November 21, 2005

 

More US farmers may switch from planting corn to wheat

 

 

While oil prices and natural gas are down from their recent highs, they remain high enough that US farmers may plant less corn next year than they did in 2005, sources said.

 

Since many farmers prepare their corn fields in the fall before the ground freezes by injecting the soil with anhydrous ammonia-which has risen in price along with natural gas-many of them have already decided to save money on inputs and plant less corn next year.

 

"I think there was a fear it could be around 3 to 5 percent (diverting acres from corn). But, I think what we're seeing now is more like a 2-percent switch out of corn acres (nationally) into something else," said Don Roose, president of US Commodities in West Des Moines, Iowa.

 

Diesel fuel is the biggest expense for producers, although natural gas is important as it is the primary component of ammonia nitrogen fertiliser.

 

Natural gas futures in October shot to a record high US$14.75 for each million British thermal units because of supply interruptions from hurricanes Katrina and Rita. While nearby futures prices have backed off some, they are now trading at US$11.414, compared with about US$9.20 in November 2004.

 

While some farmers apply anhydrous ammonia in the spring, many large-scale producers do it in the fall to save time in the spring.

 

"What you'll see is the big producer making the decision now.

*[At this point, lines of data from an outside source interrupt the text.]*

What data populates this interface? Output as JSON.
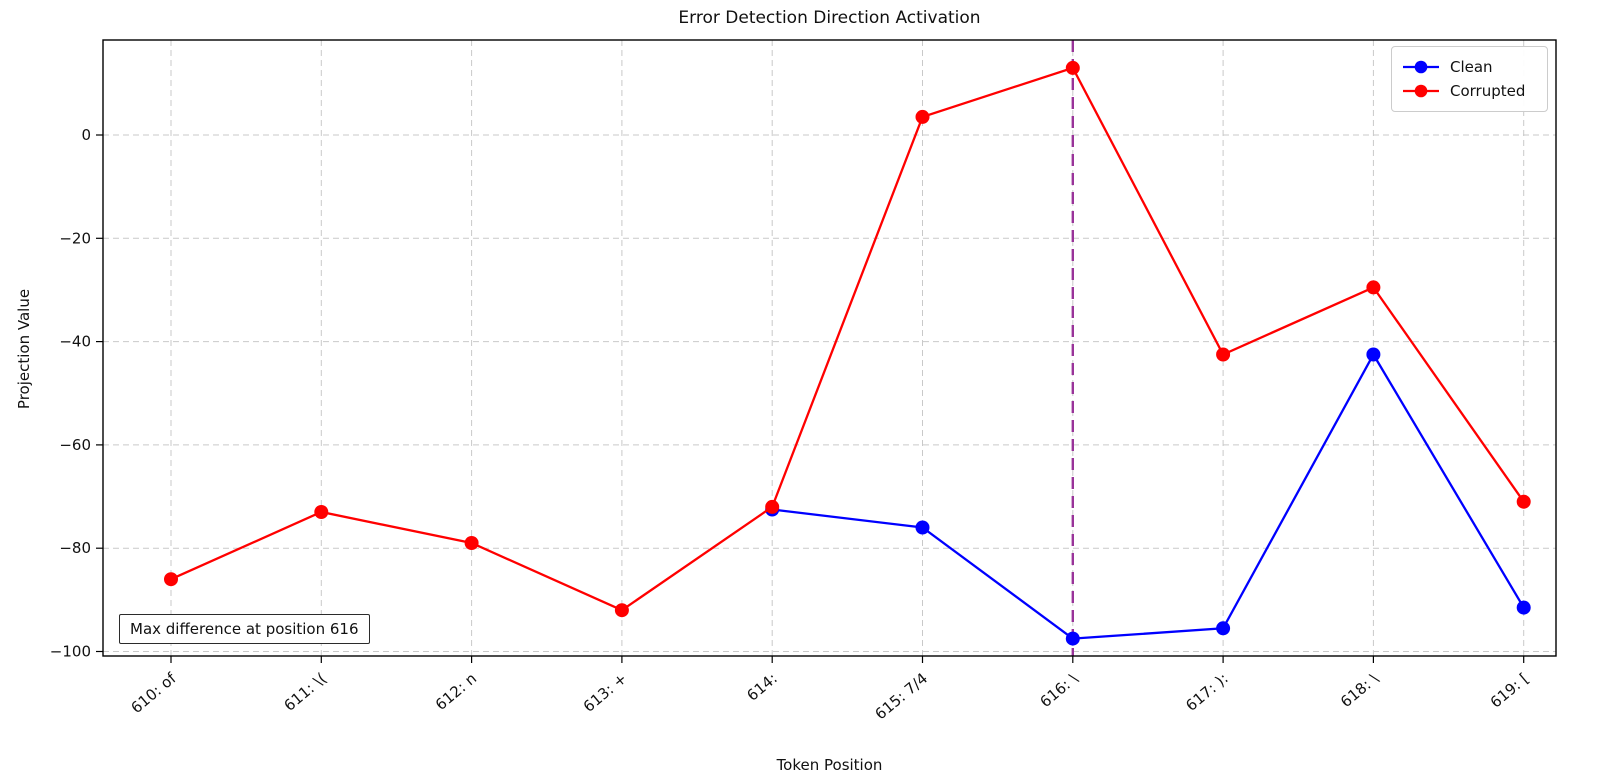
{
  "chart_data": {
    "type": "line",
    "title": "Error Detection Direction Activation",
    "xlabel": "Token Position",
    "ylabel": "Projection Value",
    "categories": [
      "610: of",
      "611: \\(",
      "612: n",
      "613: +",
      "614: ",
      "615: 7/4",
      "616: \\",
      "617: ):",
      "618: \\",
      "619: ["
    ],
    "series": [
      {
        "name": "Clean",
        "color": "#0000ff",
        "values": [
          null,
          null,
          null,
          null,
          -72.5,
          -76,
          -97.5,
          -95.5,
          -42.5,
          -91.5
        ]
      },
      {
        "name": "Corrupted",
        "color": "#ff0000",
        "values": [
          -86,
          -73,
          -79,
          -92,
          -72,
          3.5,
          13,
          -42.5,
          -29.5,
          -71
        ]
      }
    ],
    "yticks": [
      0,
      -20,
      -40,
      -60,
      -80,
      -100
    ],
    "ytick_labels": [
      "0",
      "−20",
      "−40",
      "−60",
      "−80",
      "−100"
    ],
    "ylim": [
      -101,
      18.5
    ],
    "grid": true,
    "grid_style": "dashed",
    "legend_position": "upper right",
    "vline": {
      "x_label": "616: \\",
      "x_index": 6,
      "color": "#993399",
      "style": "dashed"
    },
    "annotation": {
      "text": "Max difference at position 616"
    }
  }
}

Producers are still leaving themselves flexibility for the spring on upwards of 5 to 10 percent of his ground," Roose said.

 

If farmers planted 2 percent less corn next year, it would take planted acres to about 80 million, from 81.6 million acres in 2005.

 

Bill Nelson, associate vice president at A.G. Edwards in St. Louis, said he has heard much more talk this year from farmers switching out of corn and into wheat or soybeans.

 

"These are farmers who haven't grown wheat in several years. I had calls from the main wheat belt, but what was most striking was calls from central Illinois, where there's hardly any wheat. It was unlike any other year," Nelson said.

 

In addition to high input costs, drought and low corn prices also have affected farmers' planting decisions.

 

With January soybean futures closing at US$5.69 3/4 a bushel Friday on the CBOT and recently hitting the US$6 mark, the commodity may look more attractive to producers than corn may. Also, many farmers pulled "spectacular" yields from their soybean fields this fall, Nelson explained.

 

However, some farmers are taking a "wait-and-see" approach and will evaluate what energy and input costs do in the upcoming months, according to Marv Wilson, marketing director at Pioneer Hi-Bred International Inc, a subsidiary of DuPont, in Des Moines.

 

"We've seen such a shift from a month or two ago to today (energy prices coming off their highs) that, for the most part, customers are going ahead and putting together a normal 2006 crop plan together," Wilson said, adding that he does not expect big shifts from one crop to another.